Goldman continued to force-sell Quah’s shares after SGX lifted trading on the three counters on Oct. 7. By the end of the trading session that day, all three stocks had fallen substantially more – Asiasons closed at $0.15, LionGold at $0.25 and Blumont at $0.13. More forced sales were carried out by the bank over the following days.
Near the end of October, the Monetary Authority of Singapore said it would launch an investigation with SGX into the activities surrounding the three companies, and that the fallout of the crash had raised broader issues regarding the market’s structure and practices, which they intend to review and change if necessary. Around that time, the three companies called off or scaled down certain investments previously announced.
By the time the heavy selling of the three stocks early last month receded, Blumont, LionGold and Asiasons had lost more than $8b in combined market value. Now, as aggrieved investors are left licking their wounds, the lawsuits by Quah and Ng may shed some lights on how the entire saga came about, who some of the players behind the scenes were, and even address certain suspicions by investors.
Blumont disclosed in an SGX filing on Oct. 3, a day before the crash, that Ng sold one million shares for $2.38m on Oct. 2, paring her stake in the company to 3.01% from 3.07%. That meant the shares were sold at about $2.38 apiece, well above Blumont’s last traded price of $0.88 on Oct. 4, when SGX halted trading on the three counters barely an hour after opening bell. Many investors had taken the sale to mean she acted on insider information.
By Ng’s account, however, the sale was not her decision. “It wasn’t voluntary. It was due to forced selling,” she tells The Edge Singapore. Since then, she has had more of her shares forced-sold, not only in Blumont but also LionGold. Her current stakes in Blumont is about 1.7%. Her stake in LionGold is 0.19%.
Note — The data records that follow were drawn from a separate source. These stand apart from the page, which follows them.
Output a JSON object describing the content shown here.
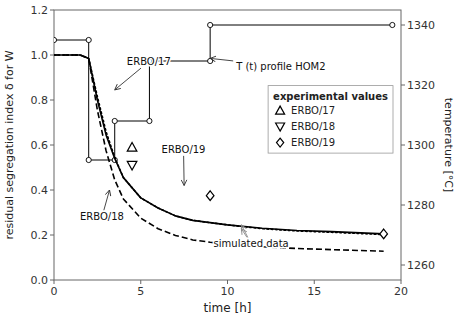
{
  "chart_data": {
    "type": "line",
    "xlabel": "time [h]",
    "ylabel": "residual segregation index δ for W",
    "y2label": "temperature [°C]",
    "xlim": [
      0,
      20
    ],
    "ylim": [
      0.0,
      1.2
    ],
    "y2lim": [
      1255,
      1345
    ],
    "xticks": [
      0,
      5,
      10,
      15,
      20
    ],
    "yticks": [
      {
        "value": 0.0,
        "label": "0.0"
      },
      0.2,
      0.4,
      0.6,
      0.8,
      {
        "value": 1.0,
        "label": "1.0"
      },
      1.2
    ],
    "y2ticks": [
      1260,
      1280,
      1300,
      1320,
      1340
    ],
    "grid": false,
    "legend": "upper right",
    "legend_title": "experimental values",
    "series": [
      {
        "type": "line",
        "axis": "y2",
        "color": "black",
        "line_style": "solid",
        "marker": "circle",
        "x": [
          0,
          2.0,
          2.0,
          3.5,
          3.5,
          5.5,
          5.5,
          9.0,
          9.0,
          19.5
        ],
        "values": [
          1335,
          1335,
          1295,
          1295,
          1308,
          1308,
          1328,
          1328,
          1340,
          1340
        ]
      },
      {
        "type": "line",
        "color": "black",
        "line_style": "solid",
        "x": [
          0,
          0.5,
          1.0,
          1.5,
          2.0,
          2.5,
          3.0,
          3.5,
          4.0,
          5.0,
          6.0,
          7.0,
          8.0,
          9.0,
          10.0,
          12.0,
          14.0,
          16.0,
          19.0
        ],
        "values": [
          1.0,
          1.0,
          1.0,
          1.0,
          0.985,
          0.8,
          0.645,
          0.54,
          0.455,
          0.365,
          0.32,
          0.285,
          0.265,
          0.255,
          0.245,
          0.23,
          0.22,
          0.215,
          0.205
        ]
      },
      {
        "type": "line",
        "color": "black",
        "line_style": "dashed",
        "x": [
          0,
          0.5,
          1.0,
          1.5,
          2.0,
          2.5,
          3.0,
          3.5,
          4.0,
          5.0,
          6.0,
          7.0,
          8.0,
          9.0,
          10.0,
          12.0,
          14.0,
          16.0,
          19.0
        ],
        "values": [
          1.0,
          1.0,
          1.0,
          1.0,
          0.985,
          0.755,
          0.575,
          0.445,
          0.36,
          0.275,
          0.228,
          0.198,
          0.178,
          0.168,
          0.16,
          0.148,
          0.14,
          0.135,
          0.128
        ]
      },
      {
        "type": "line",
        "color": "black",
        "line_style": "dotted",
        "x": [
          0,
          0.5,
          1.0,
          1.5,
          2.0,
          2.5,
          3.0,
          3.5,
          4.0,
          5.0,
          6.0,
          7.0,
          8.0,
          9.0,
          10.0,
          12.0,
          14.0,
          16.0,
          19.0
        ],
        "values": [
          1.0,
          1.0,
          1.0,
          1.0,
          0.985,
          0.815,
          0.66,
          0.545,
          0.455,
          0.365,
          0.32,
          0.285,
          0.265,
          0.255,
          0.245,
          0.228,
          0.218,
          0.212,
          0.202
        ]
      },
      {
        "type": "scatter",
        "name": "ERBO/17",
        "color": "black",
        "marker": "triangle-up",
        "x": [
          4.5
        ],
        "values": [
          0.59
        ]
      },
      {
        "type": "scatter",
        "name": "ERBO/18",
        "color": "black",
        "marker": "triangle-down",
        "x": [
          4.5
        ],
        "values": [
          0.51
        ]
      },
      {
        "type": "scatter",
        "name": "ERBO/19",
        "color": "black",
        "marker": "diamond",
        "x": [
          9.0,
          19.0
        ],
        "values": [
          0.375,
          0.205
        ]
      }
    ],
    "annotations": [
      {
        "text": "ERBO/17",
        "text_xy": [
          4.2,
          0.955
        ],
        "targets": [
          [
            3.5,
            0.845
          ]
        ]
      },
      {
        "text": "ERBO/18",
        "text_xy": [
          1.5,
          0.265
        ],
        "targets": [
          [
            3.2,
            0.4
          ]
        ]
      },
      {
        "text": "ERBO/19",
        "text_xy": [
          6.2,
          0.565
        ],
        "targets": [
          [
            7.5,
            0.42
          ]
        ]
      },
      {
        "text": "T (t) profile HOM2",
        "text_xy": [
          10.5,
          0.935
        ],
        "targets": [
          [
            9.0,
            0.985
          ]
        ]
      },
      {
        "text": "simulated data",
        "text_xy": [
          9.2,
          0.145
        ],
        "targets": [
          [
            10.8,
            0.245
          ],
          [
            10.8,
            0.228
          ],
          [
            10.8,
            0.155
          ]
        ]
      }
    ]
  }
}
Ng herself is a lawyer at a firm in Singapore that advises on dispute resolution and litigation matters. While she is no longer on the board of Blumont, she remains an independent director at LionGold. “I needed to concentrate on my legal practice. It was really a toss between Blumont and LionGold,” she says.
“Where Blumont is concerned, I figure that a lot of things are happening and I do not want to have to take leave every now and then from the board to concentrate on my personal matters. If I do that, things may not get done because we like to have all the independent directors agree and consent to whatever that company wants to do.”
Ng joined Blumont as an independent director in September last year, a few months before the company started acquiring assets in the minerals and energy resources sectors. With her departure, Blumont is short of one independent director. The company is looking for a replacement. Blumont’s incoming chairman, Alex Molyneux, told The Edge Singapore last month that the company will have a new management team and board of directors in due course.
“The company has to have a board with more experience in the sector. I’m the first guy with that,” said Molyneux, who used to be CEO of Toronto and Hong Kong listed SouthGobi Resources, a coal miner with operations in Mongolia. He will replace Neo Kim Hock as chairman once he completes a transaction to take a 5.2% stake in Blumont by buying shares from Neo and an unidentified investor at an indicative price of $0.40 a share.
Edward Naylor, Goldman’s Hong Kong based spokesman, declines to comment about the lawsuits, which come at a time when the bank is embroiled in a case with another investor in Singapore. Businessman Oei Hong Leong sued Goldman in September for allegedly giving misleading advice that cost him ¥3.18b ($39.5m) in losses on currency options. According to reports, Goldman has asked the High Court in Singapore to stop Oei’s lawsuit, saying that both parties should pursue private arbitration instead.